Broken Dreams illustrates a dream-like story of a journey from England to Australia seen through the mind of a young Aboriginal woman. With London’s distinctive skyline setting the scene of the first images, the girl’s imagination is at its most vivid after seeing European women for the first time. During the journey, the dream is slowly replaced with reality. At the beginning of the journey, the subject is dressed in a British manner, but becomes more ‘native’ as the work progresses, as does her growing awareness of her own culture and history.

Michael Cook is a rapidly emerging artist with immense talent and exceptional skills. From his first exhibition Through My Eyes, hosted by Andrew Baker Art Dealer in 2010, a complete suite of twenty-seven works was acquired by the National Gallery of Australia. Michael’s second solo exhibition saw the National Gallery acquire complete suites of the artist’s Undiscovered and Broken Dreams series; a further twenty works in all. Cook’s works have subsequently been collected by the Art Gallery of Western Australia, Perth, Queensland Art Gallery, Brisbane and numerous regional and university collections. In 2008 and 2011, Michael won ‘Visual Artist of the Year’ at the annual Deadly Awards—the Deadlys are Aboriginal Australia’s equivalent to the Oscars. In 2011, Michael Cook was one of the most prominently featured artists in UnDisclosed: 2nd National Indigenous Art Triennial at the National Gallery of Australia. In 2012, the Sunshine Coast-based artist was one of the handful of Australian artists invited to show in The 7th Asia Pacific Triennial of Contemporary Art (APT7) at Queensland Art Gallery/GoMA.

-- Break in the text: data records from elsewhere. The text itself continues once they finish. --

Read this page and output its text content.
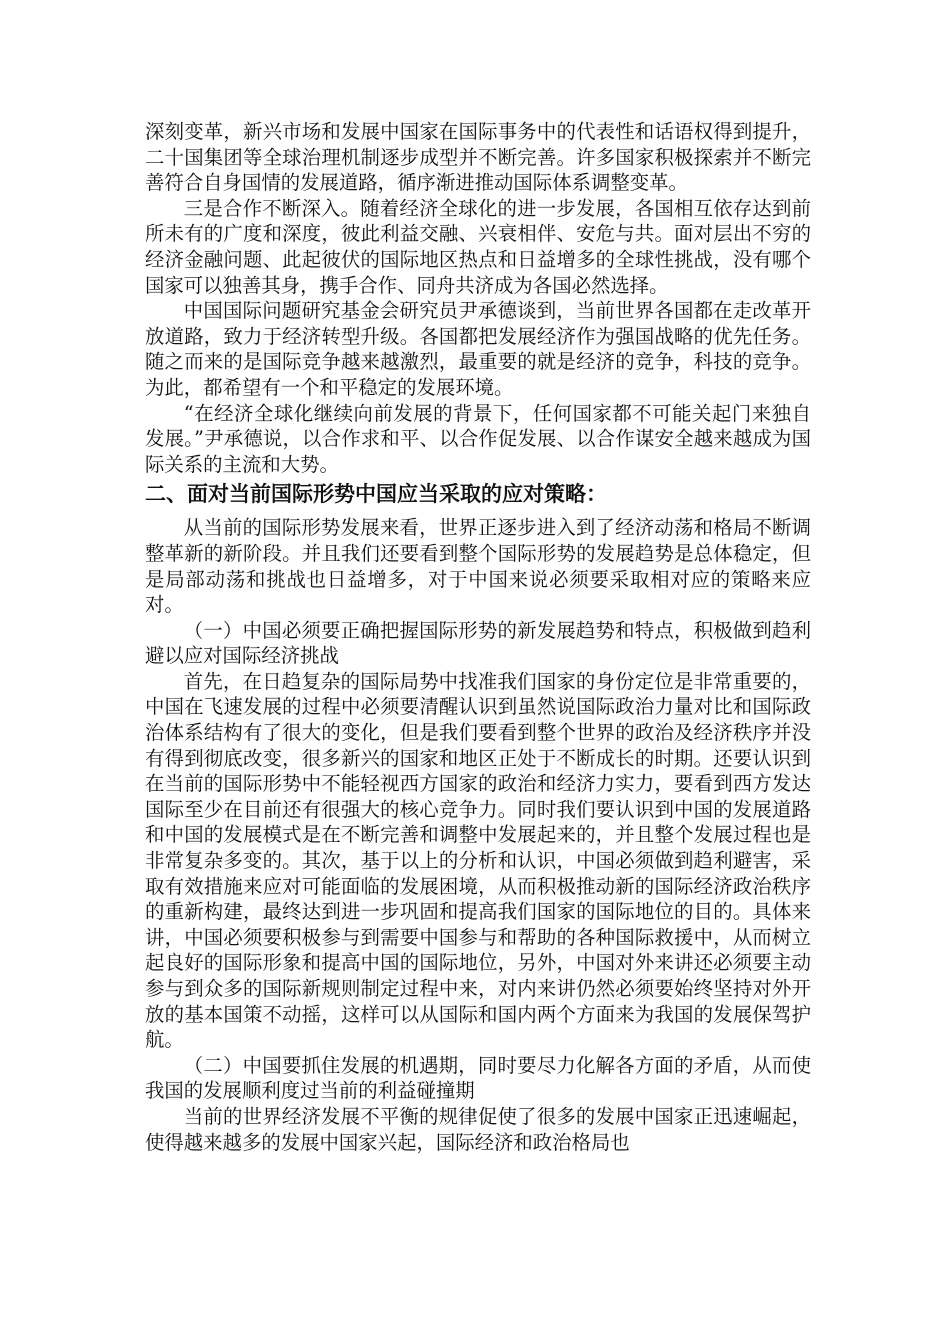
深刻变革，新兴市场和发展中国家在国际事务中的代表性和话语权得到提升，二十国集团等全球治理机制逐步成型并不断完善。许多国家积极探索并不断完善符合自身国情的发展道路，循序渐进推动国际体系调整变革。

三是合作不断深入。随着经济全球化的进一步发展，各国相互依存达到前所未有的广度和深度，彼此利益交融、兴衰相伴、安危与共。面对层出不穷的经济金融问题、此起彼伏的国际地区热点和日益增多的全球性挑战，没有哪个国家可以独善其身，携手合作、同舟共济成为各国必然选择。

中国国际问题研究基金会研究员尹承德谈到，当前世界各国都在走改革开放道路，致力于经济转型升级。各国都把发展经济作为强国战略的优先任务。随之而来的是国际竞争越来越激烈，最重要的就是经济的竞争，科技的竞争。为此，都希望有一个和平稳定的发展环境。

“在经济全球化继续向前发展的背景下，任何国家都不可能关起门来独自发展。”尹承德说，以合作求和平、以合作促发展、以合作谋安全越来越成为国际关系的主流和大势。

二、面对当前国际形势中国应当采取的应对策略：

从当前的国际形势发展来看，世界正逐步进入到了经济动荡和格局不断调整革新的新阶段。并且我们还要看到整个国际形势的发展趋势是总体稳定，但是局部动荡和挑战也日益增多，对于中国来说必须要采取相对应的策略来应对。

（一）中国必须要正确把握国际形势的新发展趋势和特点，积极做到趋利避以应对国际经济挑战

首先，在日趋复杂的国际局势中找准我们国家的身份定位是非常重要的，中国在飞速发展的过程中必须要清醒认识到虽然说国际政治力量对比和国际政治体系结构有了很大的变化，但是我们要看到整个世界的政治及经济秩序并没有得到彻底改变，很多新兴的国家和地区正处于不断成长的时期。还要认识到在当前的国际形势中不能轻视西方国家的政治和经济力实力，要看到西方发达国际至少在目前还有很强大的核心竞争力。同时我们要认识到中国的发展道路和中国的发展模式是在不断完善和调整中发展起来的，并且整个发展过程也是非常复杂多变的。其次，基于以上的分析和认识，中国必须做到趋利避害，采取有效措施来应对可能面临的发展困境，从而积极推动新的国际经济政治秩序的重新构建，最终达到进一步巩固和提高我们国家的国际地位的目的。具体来讲，中国必须要积极参与到需要中国参与和帮助的各种国际救援中，从而树立起良好的国际形象和提高中国的国际地位，另外，中国对外来讲还必须要主动参与到众多的国际新规则制定过程中来，对内来讲仍然必须要始终坚持对外开放的基本国策不动摇，这样可以从国际和国内两个方面来为我国的发展保驾护航。

（二）中国要抓住发展的机遇期，同时要尽力化解各方面的矛盾，从而使我国的发展顺利度过当前的利益碰撞期

当前的世界经济发展不平衡的规律促使了很多的发展中国家正迅速崛起，使得越来越多的发展中国家兴起，国际经济和政治格局也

The exhibition is presented by Queensland Centre for Photography in partnership with PIMCO and with the help of Andrew Baker Art Dealer.

This exhibition is part of the PIMCO/QCP program, a series of exhibitions and projects in Brisbane, Sydney and Melbourne. The program presents the work of Queensland photomedia artists to new audiences in Melbourne and Sydney, working closely with galleries and festivals in these cities. In Brisbane, the exhibitions showcase the best of Australian photomedia art from other states to engage local audiences and inspire Queensland artists.